One of the reas­ons I decided to setup this blog rather than using some­thing like blog­ger, wordpress.com, etc., was to muck about with the bits and pieces from time to time. Oddly enough, I find tweak­ing PHP code, look­ing at new plu­gins and edit­ing themes to be a nice break from draft­ing 50 page mas­ter pro­cure­ment agree­ments. In fact, I would have liked to do everything from the ground up (i.e. set up the box, linux, apache, mysql, php, etc.) but these days host­ing ser­vice pro­viders make the pro­pos­i­tion of set­ting that up much less attract­ive. I figured tak­ing care of some (but not all) of the bits and pieces would sat­isfy my tweak­ing desires. And let me keep some­what acquain­ted with such things. Of course, not being an elite hacker inev­it­ably leads to things that break from time to time.
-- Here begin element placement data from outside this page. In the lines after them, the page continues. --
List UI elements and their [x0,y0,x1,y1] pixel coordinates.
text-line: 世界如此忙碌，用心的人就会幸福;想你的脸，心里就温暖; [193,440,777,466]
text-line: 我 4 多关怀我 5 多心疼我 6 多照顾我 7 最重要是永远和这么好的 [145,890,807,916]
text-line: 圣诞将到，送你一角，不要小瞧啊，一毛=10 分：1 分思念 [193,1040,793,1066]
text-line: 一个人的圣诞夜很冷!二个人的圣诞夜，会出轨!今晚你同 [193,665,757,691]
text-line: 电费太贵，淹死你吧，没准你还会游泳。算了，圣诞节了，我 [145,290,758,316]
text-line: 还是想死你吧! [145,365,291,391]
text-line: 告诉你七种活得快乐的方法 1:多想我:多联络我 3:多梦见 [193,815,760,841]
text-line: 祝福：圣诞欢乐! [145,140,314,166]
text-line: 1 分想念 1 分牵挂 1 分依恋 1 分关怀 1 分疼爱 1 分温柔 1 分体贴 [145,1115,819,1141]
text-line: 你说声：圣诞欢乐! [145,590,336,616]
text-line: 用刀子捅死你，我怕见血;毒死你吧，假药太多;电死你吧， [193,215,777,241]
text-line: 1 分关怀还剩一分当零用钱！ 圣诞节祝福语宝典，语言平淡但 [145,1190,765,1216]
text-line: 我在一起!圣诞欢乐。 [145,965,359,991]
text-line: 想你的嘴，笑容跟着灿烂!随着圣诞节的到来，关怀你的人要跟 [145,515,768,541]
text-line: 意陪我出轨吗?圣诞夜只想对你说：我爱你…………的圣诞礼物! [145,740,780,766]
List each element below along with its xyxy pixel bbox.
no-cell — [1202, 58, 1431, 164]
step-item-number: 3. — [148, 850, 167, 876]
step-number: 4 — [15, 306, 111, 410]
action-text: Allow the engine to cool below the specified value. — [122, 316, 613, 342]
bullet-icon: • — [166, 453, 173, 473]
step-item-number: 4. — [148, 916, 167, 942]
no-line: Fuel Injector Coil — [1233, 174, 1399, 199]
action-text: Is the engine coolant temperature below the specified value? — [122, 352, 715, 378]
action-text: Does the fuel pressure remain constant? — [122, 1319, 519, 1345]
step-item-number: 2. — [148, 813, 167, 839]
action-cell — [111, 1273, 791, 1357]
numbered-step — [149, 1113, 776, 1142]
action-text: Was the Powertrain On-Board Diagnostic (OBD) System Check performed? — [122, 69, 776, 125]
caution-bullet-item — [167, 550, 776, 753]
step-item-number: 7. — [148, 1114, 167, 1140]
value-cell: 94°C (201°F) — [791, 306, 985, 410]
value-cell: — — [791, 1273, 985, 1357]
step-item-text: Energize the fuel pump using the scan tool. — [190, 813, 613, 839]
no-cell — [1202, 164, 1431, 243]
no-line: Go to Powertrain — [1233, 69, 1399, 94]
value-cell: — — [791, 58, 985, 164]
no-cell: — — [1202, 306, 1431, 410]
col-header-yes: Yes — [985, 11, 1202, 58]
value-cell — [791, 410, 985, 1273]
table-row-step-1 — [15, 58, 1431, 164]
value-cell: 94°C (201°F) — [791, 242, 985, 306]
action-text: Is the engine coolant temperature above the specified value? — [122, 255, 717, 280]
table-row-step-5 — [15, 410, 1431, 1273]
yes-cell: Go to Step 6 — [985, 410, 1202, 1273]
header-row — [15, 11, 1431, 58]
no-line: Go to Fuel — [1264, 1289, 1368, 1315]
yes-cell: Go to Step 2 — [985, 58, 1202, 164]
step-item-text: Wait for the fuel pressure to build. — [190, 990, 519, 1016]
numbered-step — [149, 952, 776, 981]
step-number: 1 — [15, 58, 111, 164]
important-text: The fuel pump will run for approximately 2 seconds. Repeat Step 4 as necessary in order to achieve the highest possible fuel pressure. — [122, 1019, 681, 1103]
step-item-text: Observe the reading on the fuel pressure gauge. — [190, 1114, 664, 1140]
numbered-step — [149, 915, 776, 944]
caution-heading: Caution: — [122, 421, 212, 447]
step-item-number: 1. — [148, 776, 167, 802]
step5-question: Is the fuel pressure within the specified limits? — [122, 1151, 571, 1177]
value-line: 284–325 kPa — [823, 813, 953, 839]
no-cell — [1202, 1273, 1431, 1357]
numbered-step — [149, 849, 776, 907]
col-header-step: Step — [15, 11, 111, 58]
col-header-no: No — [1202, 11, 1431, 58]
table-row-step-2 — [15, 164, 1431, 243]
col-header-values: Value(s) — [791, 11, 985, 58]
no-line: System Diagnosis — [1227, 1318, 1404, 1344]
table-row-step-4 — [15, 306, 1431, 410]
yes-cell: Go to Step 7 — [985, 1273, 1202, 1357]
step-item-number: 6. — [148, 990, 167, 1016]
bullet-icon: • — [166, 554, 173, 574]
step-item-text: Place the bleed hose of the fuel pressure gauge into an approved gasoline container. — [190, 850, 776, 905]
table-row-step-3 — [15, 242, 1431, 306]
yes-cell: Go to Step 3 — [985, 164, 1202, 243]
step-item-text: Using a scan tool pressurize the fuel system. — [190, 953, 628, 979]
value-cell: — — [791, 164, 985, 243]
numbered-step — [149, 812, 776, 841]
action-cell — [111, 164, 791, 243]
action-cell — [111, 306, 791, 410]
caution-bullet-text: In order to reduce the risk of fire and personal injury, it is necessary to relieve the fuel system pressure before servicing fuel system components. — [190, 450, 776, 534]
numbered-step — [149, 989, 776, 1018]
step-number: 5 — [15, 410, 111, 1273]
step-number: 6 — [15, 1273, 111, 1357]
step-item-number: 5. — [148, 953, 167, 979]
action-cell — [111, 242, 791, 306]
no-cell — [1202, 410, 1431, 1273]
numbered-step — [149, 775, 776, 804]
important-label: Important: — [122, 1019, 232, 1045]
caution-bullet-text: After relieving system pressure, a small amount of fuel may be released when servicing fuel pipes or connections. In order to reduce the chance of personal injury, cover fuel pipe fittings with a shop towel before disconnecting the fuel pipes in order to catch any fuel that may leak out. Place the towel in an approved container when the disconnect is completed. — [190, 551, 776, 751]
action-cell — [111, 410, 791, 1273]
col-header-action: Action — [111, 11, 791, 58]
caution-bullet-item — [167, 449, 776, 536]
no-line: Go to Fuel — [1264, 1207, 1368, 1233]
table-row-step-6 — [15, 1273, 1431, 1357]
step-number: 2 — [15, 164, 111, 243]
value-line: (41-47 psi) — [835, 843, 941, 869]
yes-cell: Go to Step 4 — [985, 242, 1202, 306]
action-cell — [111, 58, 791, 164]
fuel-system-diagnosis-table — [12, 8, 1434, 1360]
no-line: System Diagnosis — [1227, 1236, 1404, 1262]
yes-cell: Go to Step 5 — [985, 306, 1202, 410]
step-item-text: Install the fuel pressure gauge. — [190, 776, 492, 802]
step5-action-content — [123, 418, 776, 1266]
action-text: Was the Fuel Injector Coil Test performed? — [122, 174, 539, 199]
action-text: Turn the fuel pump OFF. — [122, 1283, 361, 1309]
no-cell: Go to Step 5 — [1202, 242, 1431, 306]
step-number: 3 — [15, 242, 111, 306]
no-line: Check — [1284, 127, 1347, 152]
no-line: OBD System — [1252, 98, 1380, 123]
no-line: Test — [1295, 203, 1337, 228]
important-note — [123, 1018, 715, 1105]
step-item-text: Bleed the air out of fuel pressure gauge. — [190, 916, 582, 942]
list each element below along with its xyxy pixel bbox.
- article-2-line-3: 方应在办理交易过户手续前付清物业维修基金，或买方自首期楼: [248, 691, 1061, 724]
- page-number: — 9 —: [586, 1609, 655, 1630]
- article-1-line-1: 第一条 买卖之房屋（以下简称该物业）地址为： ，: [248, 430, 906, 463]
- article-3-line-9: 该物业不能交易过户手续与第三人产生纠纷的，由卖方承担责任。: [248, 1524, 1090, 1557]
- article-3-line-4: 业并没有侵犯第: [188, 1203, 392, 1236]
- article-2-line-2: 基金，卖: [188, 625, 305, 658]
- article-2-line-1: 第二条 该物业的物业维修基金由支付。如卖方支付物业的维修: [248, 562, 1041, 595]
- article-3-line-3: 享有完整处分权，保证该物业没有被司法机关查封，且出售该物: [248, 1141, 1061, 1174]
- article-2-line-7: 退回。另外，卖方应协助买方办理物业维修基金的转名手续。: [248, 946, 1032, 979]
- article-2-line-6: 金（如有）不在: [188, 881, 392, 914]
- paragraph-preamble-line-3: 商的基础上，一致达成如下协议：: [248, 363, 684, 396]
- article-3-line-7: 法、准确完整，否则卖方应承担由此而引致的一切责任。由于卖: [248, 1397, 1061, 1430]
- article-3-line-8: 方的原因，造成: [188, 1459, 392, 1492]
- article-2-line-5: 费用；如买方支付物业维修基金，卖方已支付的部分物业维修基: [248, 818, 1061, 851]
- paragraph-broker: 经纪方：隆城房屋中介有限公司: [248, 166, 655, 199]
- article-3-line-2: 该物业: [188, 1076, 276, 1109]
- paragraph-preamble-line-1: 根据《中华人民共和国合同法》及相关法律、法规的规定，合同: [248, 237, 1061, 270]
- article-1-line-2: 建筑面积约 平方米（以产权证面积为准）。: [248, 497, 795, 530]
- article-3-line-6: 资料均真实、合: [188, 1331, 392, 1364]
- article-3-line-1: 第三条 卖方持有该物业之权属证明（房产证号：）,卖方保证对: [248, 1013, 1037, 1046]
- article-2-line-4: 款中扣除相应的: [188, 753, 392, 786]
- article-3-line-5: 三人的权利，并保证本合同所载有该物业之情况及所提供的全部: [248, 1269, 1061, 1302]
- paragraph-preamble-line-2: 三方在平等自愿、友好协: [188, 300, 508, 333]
Any­way, the great (and for the most part free) soft­ware and other stuff used to cre­ate techblawg.ca:

  • Word­Press — amaz­ingly great and over­all very, very cool blog­ging software
  • Theme — Vigil­ance by The Theme Foundry
  • MySQL - the stun­ning data­base engine that will one day take over the entire world, but which in the mean­time serves as the back-end data­base stor­ing all the bits and pieces for WordPress
  • PHP — the remark­ably ver­sat­ile script­ing lan­guage that Word­Press is writ­ten in
  • Plu­gins — a whole bunch of little indi­vidual bits of soft­ware that plu­gin to Word­Press to extend func­tion­al­ity in a mil­lion dif­fer­ent ways. There is a long, long, long list of dif­fer­ent plu­gins used on techblawg so for the time being I won’t be list­ing them all out here

Without the work and ded­ic­a­tion of all the folks who cre­ated the tools lis­ted above and made them freely avail­able, many blogs (indeed, many sites) would simply not be in exist­ence as it would have oth­er­wise not been prac­tical to cre­ate them. I guess this is the exact oppos­ite of the tragedy of the commons.

And of course a fair bit of tweak­ing, prod­ding, mod­ding and pluck­ing in the theme and plu­gin code by yours truly. Not that I actu­ally know what the heck I’m doing (and I’m quite happy you can’t see the code — a wee bit messy, I ima­gine..) but it all sort of hangs together, somewhat.